Étienne Daho / “Tombé pour la France” / 1985

Philippe Chevallier publié le 2 min

Même Adorno en convenait, la complexité n’a jamais été un critère esthétique suffisant.

C’est la chanson monochrome par excellence, difficile donc à faire exister sans quelques infimes variations. L’époque veut cela : une pop électro--synthétique qui emprunte à la new wave anglaise ses rythmes robotiques. Si l’on est loin du lyrisme nerveux des britanniques Bronski Beat, les synthés un peu toc vont bien avec la nonchalance dépressive de Daho : timbre de voix mal assuré et veste trop grande qui souligne un corps dégingandé.
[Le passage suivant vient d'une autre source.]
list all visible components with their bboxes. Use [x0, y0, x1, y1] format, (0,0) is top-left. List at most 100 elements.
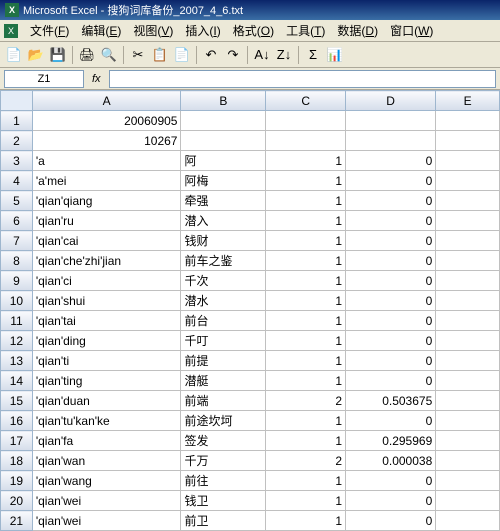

Le garçon qui s’est pris ladite veste (« Dum-di-la, je m’étourdis, ça ne suffit pas à m’faire oublier que t’es plus là ») est plus proche d’un Pierrot lunaire que d’un nouveau Werther. Effaçant le contraste couplet/refrain – qui doivent, en temps normal, avoir des couleurs différentes –, cette pop linéaire assume sa pauvreté mélodique absolue : ré, mi, sol, c’est tout ce dont vous avez besoin pour jouer les couplets ; et si le refrain sort de la ouate, c’est par un malheureux fa dièse, créant un mini-orgasme sonore. Mais la complexité n’a jamais été un critère esthétique suffisant, même Adorno en convenait : il suffit que chaque élément trouve sa juste place dans un ensemble suffisamment organisé pour que la substitution de détail ne soit plus possible. Démonstration ici avec ces bizarres anacrouses (note ou ensemble de notes précédant le premier « temps fort » d’une phrase musicale) symphoniques, lointaine évocation de la République justifiée par le titre, qui viennent briser le rythme mécanique à chaque fin de refrain et enchaînent sur un magnifique solo d’harmonica, un vrai, trouant soudain le monde musical synthétique. Comme une renaissance : « Si tu r’viens, n’attends pas qu’au bout d’une corde mon corps balance. » À l’aire radiophonique, une bonne chanson n’est pas une bonne mélodie : c’est une ou deux bonnes idées de production bien placées.